Once step 1 completes, the "flights" table contains details of US flights for a year. 

Next in Step 2, we run a query that get top 20 cities with highest monthly total flights on first day of week.

In [7]:
from pyspark.sql.functions import count

flights_parquet = spark.read.format("parquet").load("/tmp/flights_parquet")

display(flights_parquet.filter("DayOfWeek = 1").groupBy("Month","Origin").agg(count("*").alias("TotalFlights")).orderBy("TotalFlights", ascending=False).limit(20))

Month,Origin,TotalFlights
6,ATL,6046
3,ATL,6019
12,ATL,5800
9,ATL,5722
6,ORD,5241
3,ORD,5072
9,ORD,4931
7,ATL,4894
8,ATL,4821
4,ATL,4798


Once step 2 completes, you can observe the latency with the standard "flights_parquet" table. 

In step 3 and step 4, we do the same with a Databricks Delta table. This time, before running the query, we run the `OPTIMIZE` command with `ZORDER` to ensure data is optimized for faster retrieval.

In [9]:
flights.write.format("delta").mode("overwrite").partitionBy("Origin").save("/tmp/flights_delta")

In [10]:
display(spark.sql("DROP TABLE  IF EXISTS flights"))

display(spark.sql("CREATE TABLE flights USING DELTA LOCATION '/tmp/flights_delta'"))
                  
display(spark.sql("OPTIMIZE flights ZORDER BY (DayofWeek)"))

path
""


In [11]:
flights_delta = spark.read.format("delta").load("/tmp/flights_delta")

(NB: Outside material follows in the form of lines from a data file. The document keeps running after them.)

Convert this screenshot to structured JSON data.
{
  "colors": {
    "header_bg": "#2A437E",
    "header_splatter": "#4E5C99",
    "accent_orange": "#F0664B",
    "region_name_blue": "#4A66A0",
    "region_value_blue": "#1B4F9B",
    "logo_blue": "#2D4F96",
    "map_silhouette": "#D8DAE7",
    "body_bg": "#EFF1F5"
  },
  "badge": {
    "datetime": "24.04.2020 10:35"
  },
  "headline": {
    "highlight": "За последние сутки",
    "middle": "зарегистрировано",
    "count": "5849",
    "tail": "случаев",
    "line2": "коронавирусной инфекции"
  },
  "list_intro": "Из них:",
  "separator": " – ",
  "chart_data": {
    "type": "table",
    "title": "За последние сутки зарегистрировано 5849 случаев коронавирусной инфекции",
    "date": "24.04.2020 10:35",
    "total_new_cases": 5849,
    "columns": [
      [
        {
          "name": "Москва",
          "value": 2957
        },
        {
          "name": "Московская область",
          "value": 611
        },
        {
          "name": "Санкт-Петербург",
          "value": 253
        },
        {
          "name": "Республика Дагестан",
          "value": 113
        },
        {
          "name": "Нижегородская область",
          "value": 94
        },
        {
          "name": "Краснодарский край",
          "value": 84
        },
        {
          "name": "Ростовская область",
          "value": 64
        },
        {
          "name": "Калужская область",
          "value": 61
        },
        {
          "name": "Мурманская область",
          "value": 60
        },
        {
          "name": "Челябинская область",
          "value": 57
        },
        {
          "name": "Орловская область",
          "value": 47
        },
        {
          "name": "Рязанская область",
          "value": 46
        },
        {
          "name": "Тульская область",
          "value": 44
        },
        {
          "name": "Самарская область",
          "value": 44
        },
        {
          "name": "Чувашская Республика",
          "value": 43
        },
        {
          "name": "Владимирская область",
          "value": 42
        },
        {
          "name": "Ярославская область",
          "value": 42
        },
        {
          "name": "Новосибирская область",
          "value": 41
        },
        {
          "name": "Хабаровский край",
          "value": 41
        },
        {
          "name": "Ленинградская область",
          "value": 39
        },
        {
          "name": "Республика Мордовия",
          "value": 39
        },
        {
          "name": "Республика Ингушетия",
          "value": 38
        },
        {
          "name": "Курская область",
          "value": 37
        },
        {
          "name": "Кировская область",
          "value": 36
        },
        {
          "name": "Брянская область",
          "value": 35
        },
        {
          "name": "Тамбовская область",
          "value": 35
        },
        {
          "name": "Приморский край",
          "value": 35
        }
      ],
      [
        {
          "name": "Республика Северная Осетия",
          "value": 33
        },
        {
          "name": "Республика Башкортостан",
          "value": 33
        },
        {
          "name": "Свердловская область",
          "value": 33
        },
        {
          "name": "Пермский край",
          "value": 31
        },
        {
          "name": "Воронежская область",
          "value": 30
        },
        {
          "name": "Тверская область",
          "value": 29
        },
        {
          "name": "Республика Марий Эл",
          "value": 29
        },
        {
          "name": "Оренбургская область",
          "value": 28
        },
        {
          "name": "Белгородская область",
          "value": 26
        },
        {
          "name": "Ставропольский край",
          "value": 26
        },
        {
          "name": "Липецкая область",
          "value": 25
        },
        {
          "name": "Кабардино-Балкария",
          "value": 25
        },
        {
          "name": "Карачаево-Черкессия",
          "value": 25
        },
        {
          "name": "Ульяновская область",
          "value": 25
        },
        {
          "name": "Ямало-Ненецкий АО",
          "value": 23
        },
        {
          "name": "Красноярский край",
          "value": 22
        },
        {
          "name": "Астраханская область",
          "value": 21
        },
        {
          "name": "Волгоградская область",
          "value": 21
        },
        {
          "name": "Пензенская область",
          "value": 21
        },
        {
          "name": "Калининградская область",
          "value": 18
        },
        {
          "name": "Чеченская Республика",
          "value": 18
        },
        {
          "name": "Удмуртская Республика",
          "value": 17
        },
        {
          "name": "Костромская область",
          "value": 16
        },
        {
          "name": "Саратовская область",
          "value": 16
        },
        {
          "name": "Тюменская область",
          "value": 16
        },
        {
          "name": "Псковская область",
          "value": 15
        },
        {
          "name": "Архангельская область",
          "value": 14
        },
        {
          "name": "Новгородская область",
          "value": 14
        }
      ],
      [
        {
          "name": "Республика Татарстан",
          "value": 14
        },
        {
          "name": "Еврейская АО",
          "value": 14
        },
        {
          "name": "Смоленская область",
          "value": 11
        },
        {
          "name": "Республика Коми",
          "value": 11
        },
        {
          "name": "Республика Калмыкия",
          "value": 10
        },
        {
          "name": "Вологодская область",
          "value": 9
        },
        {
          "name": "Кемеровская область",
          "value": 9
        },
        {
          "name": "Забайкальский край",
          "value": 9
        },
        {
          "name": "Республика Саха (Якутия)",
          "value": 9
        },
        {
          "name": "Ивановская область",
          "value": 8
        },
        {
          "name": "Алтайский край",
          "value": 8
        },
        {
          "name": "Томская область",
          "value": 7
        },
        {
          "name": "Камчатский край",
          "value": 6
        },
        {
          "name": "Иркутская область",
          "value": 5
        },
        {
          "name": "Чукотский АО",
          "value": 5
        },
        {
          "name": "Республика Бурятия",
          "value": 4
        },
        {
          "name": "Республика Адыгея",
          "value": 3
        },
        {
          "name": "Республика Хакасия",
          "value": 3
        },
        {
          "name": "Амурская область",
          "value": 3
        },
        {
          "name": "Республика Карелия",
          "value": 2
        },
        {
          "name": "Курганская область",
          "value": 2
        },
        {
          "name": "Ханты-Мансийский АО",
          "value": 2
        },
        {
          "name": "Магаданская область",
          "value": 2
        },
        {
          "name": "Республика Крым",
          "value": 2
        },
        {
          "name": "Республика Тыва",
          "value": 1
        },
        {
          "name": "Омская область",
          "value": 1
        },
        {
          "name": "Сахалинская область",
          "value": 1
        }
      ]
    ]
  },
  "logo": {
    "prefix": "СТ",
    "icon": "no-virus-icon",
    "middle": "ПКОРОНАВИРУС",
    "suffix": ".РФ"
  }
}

display(flights_delta.filter("DayOfWeek = 1").groupBy("Month","Origin").agg(count("*").alias("TotalFlights")).orderBy("TotalFlights", ascending=False).limit(20))

Month,Origin,TotalFlights
6,ATL,6046
3,ATL,6019
12,ATL,5800
9,ATL,5722
6,ORD,5241
3,ORD,5072
9,ORD,4931
7,ATL,4894
8,ATL,4821
4,ATL,4798


The query over the Databricks Delta table runs much faster after `OPTIMIZE` is run. How much faster the query runs can depend on the configuration of the cluster you are running on, however should be **5-10X** faster compared to the standard table.